Fisman y Miguel, cuenta Joseph Henrich en Las personas más raras del mundo (Capitán Swing), repararon en que todas las misiones de la ONU estaban en un radio de kilómetro y medio, por tanto esos vehículos sufrían las mismas incidencias. Probaron a saber cuántas multas había acumulado cada país en ese período de inmunidad: qué ciudadanos, pudiendo aparcar en cualquier parte sin consecuencias, lo hacían dónde debían. En esos años, diplomáticos del Reino Unido, Suecia o Canadá no recibieron ninguna multa; otros como Egipto, Chad o Sudán acumularon muchísimas. Fisman y Miguel establecieron una relación entre la corrupción de cada país y las prácticas de sus altos diplomáticos. El libro de Henrich no se detiene en el estudio, pero sí lo hicieron hace años los economistas José Apesteguía e Ignacio Palacios-Huerta en el Diario Vasco. ¿Qué pasa con España? “Nuestros muchachos quedan mal.
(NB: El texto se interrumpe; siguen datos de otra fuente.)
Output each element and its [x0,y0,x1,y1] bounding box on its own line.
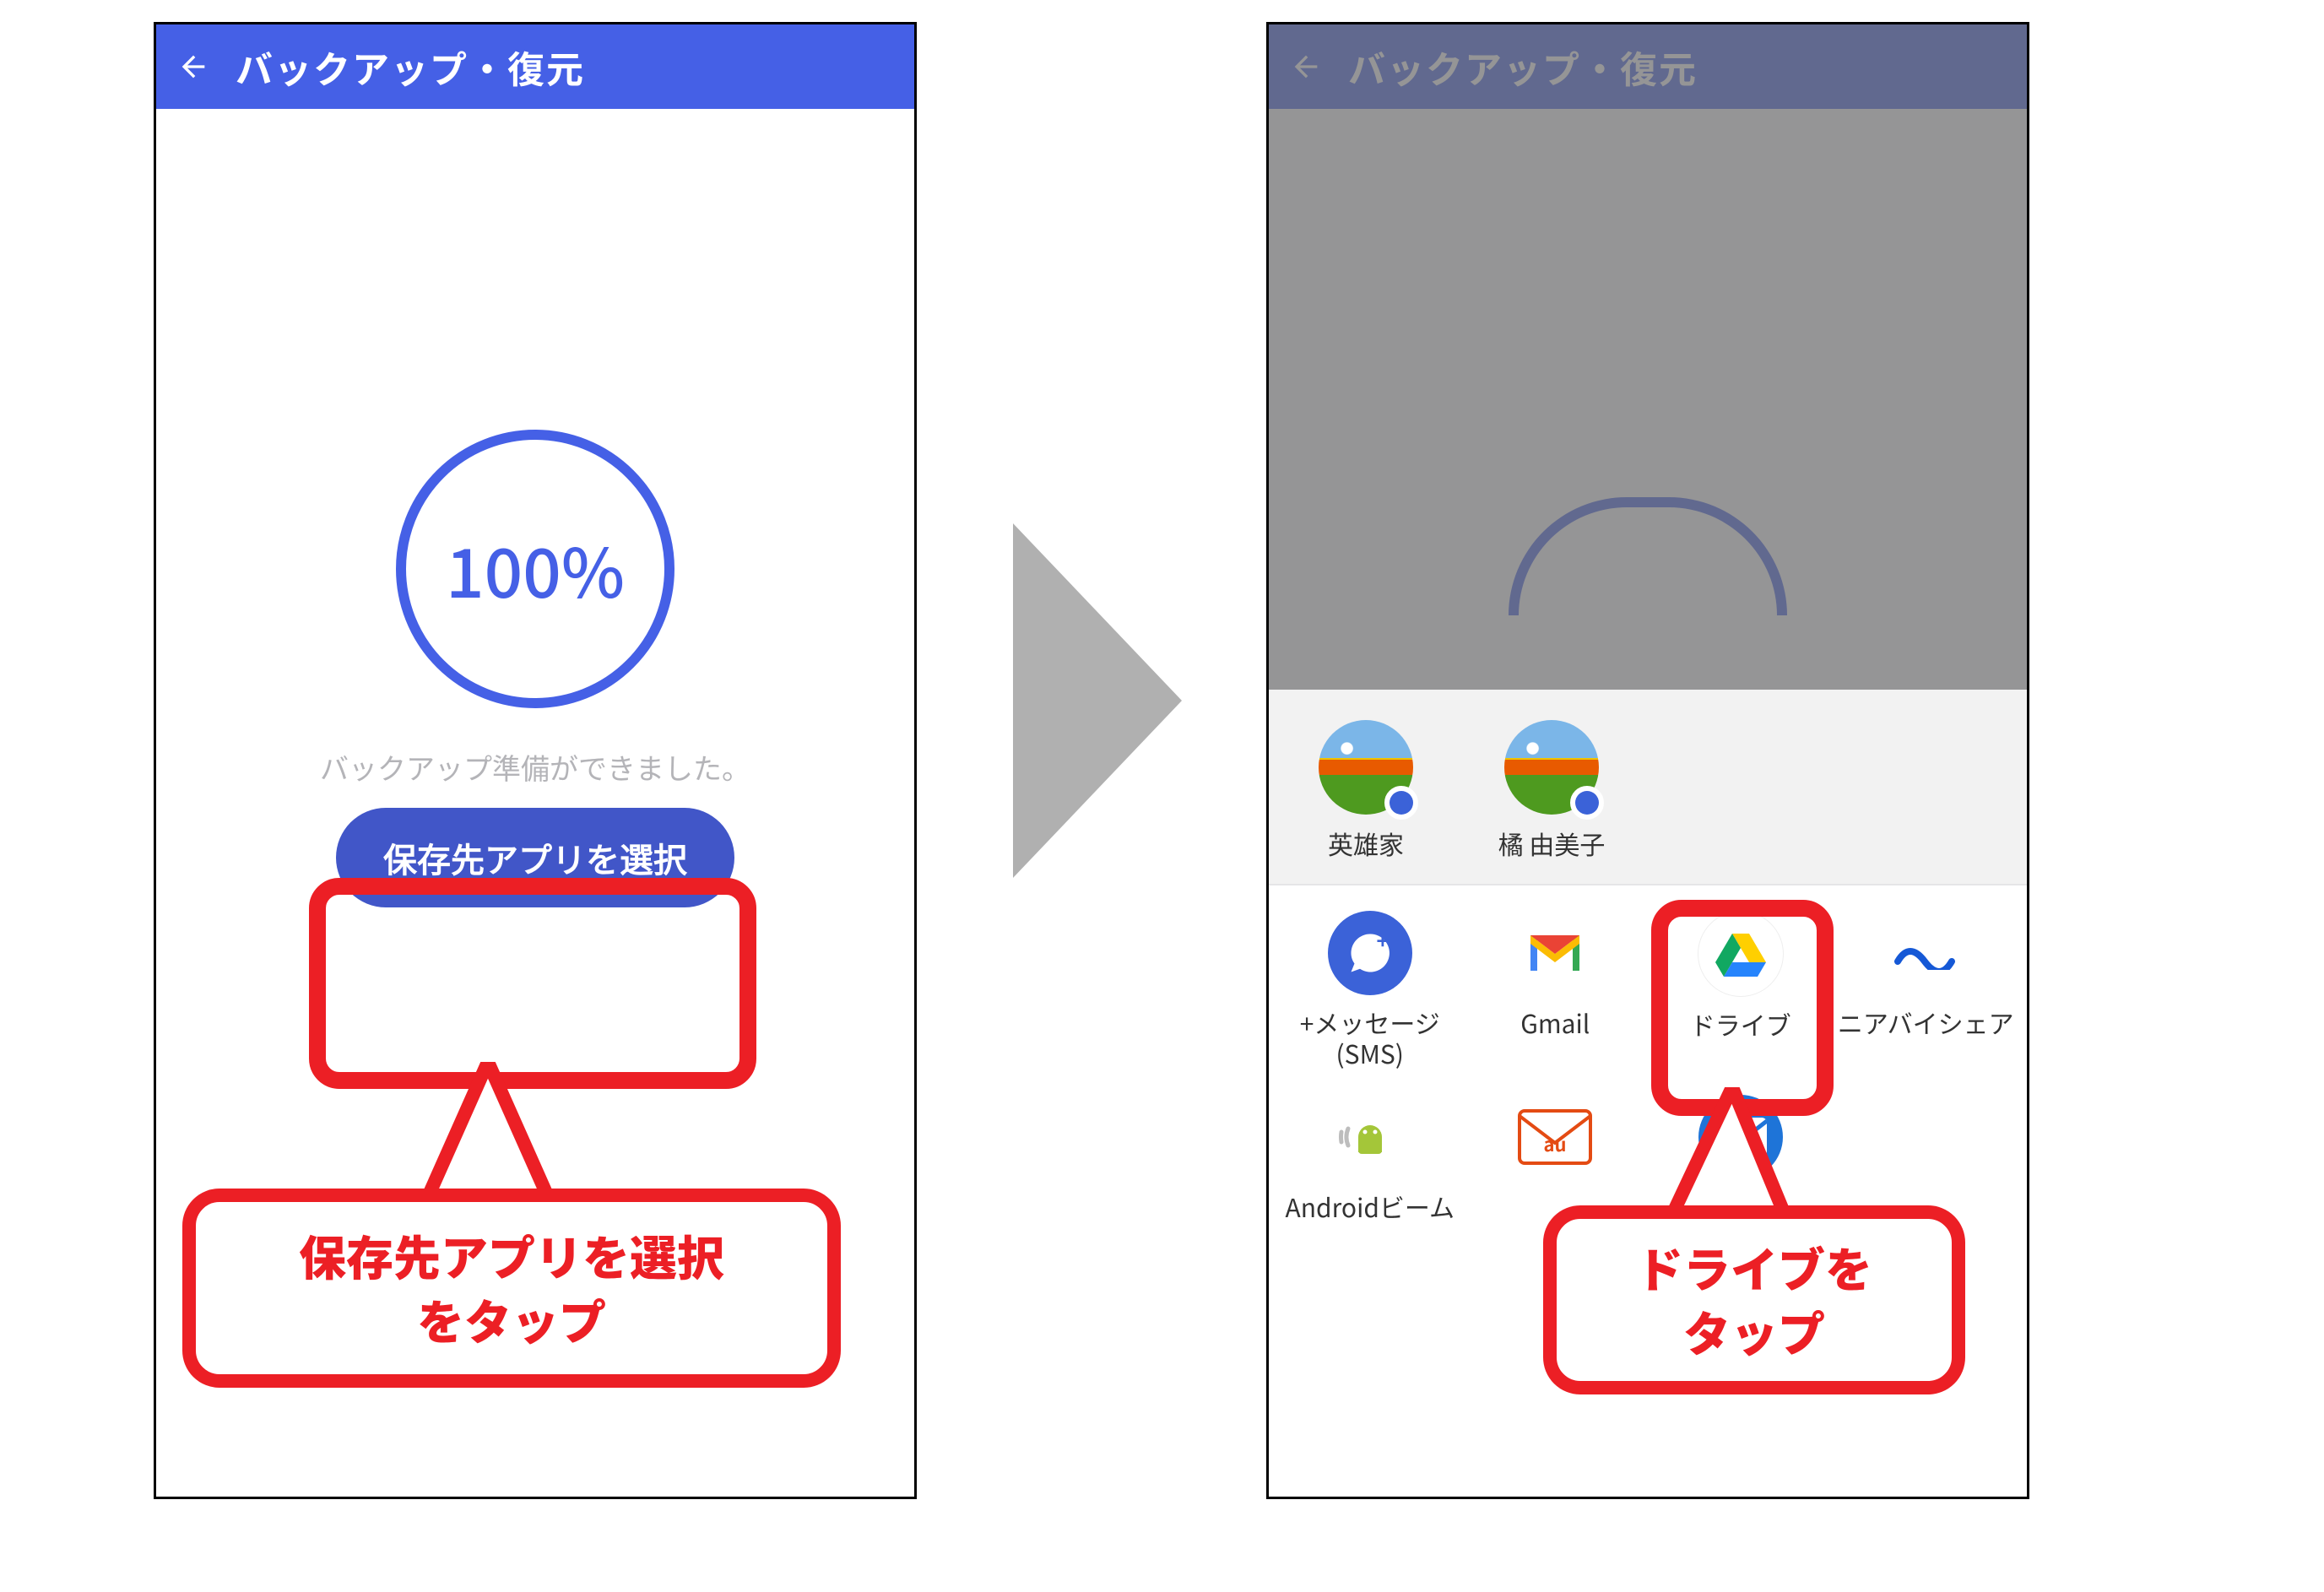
select-destination-button[interactable]: 保存先アプリを選択 [336,808,734,907]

Vergonzosamente mal”, escriben. “El número de infracciones está a la altura de países como Liberia, Ruanda, Ucrania, Filipinas y Ghana”, algo que les hace plantearse que si “son estos individuos los que infringen la ley cuando hay tan poca cosa en juego, da miedo pensar lo que se les puede pasar por la cabeza a otros, con menor educación, tal vez con peores valores y en otras situaciones en las que se puede sacar más tajada”.
Joseph Henrich, en su voluminoso ensayo que ha llegado estos días a las librerías, quiere explicar de forma muy ambiciosa de qué manera Occidente llegó a ser psicológicamente peculiar y particularmente próspero, echando mano de un acróstico, WEIRD, una persona occidental (Western), con estudios (Educated), industrializada (Industrialized), adinerada (Rich) y democrática (Democratic) que se ha explicado —de forma muy somera— en el suplemento Ideas de EL PAÍS. En Las personas más raras del mundo, su autor utiliza el estudio de los diplomáticos de la ONU para extraer la conclusión de que es en los países WEIRD (Occidente) donde se produce una suerte de buena conducta, a veces con sus problemas consiguientes, para lo cual se utilizan varios experimentos relacionados con la responsabilidad, la culpa o la honestidad (incluido el dilema del pasajero: si vas con un amigo que conduce a 60 kilómetros por hora en un tramo de 30 y mata a un peatón, y eres el único testigo, ¿tu amigo tiene derecho a esperar que testifiques que iba a 30, o poco o ningún derecho a esperar que mientas?). Los weirds, concluye Henrich, son malos amigos.
Hay un patrón en esos estudios que tratan de dirimir, y con ello extrapolar, al Occidente rico el debate de si hacemos algo malo que nos beneficie cuando no acarrea responsabilidad. Pero una de las investigaciones más jugosas es la de completar la frase “Yo soy…”. Un weird responde con adjetivos: “curioso, obsesivo, alegre” o sustantivos, como sus logros: “cirujano, futbolista, contable”, mientras en los otros países tienden a responder lo que son, no lo que se consideran o consiguieron: la mamá o el papá de un hijo, la hija o el hijo de unos padres. Existe una corrupción pequeña, delicada e inofensiva que empieza con uno mismo y no consiste tanto en aparcar donde a uno le dé la gana, como en no tener claro qué está conduciendo.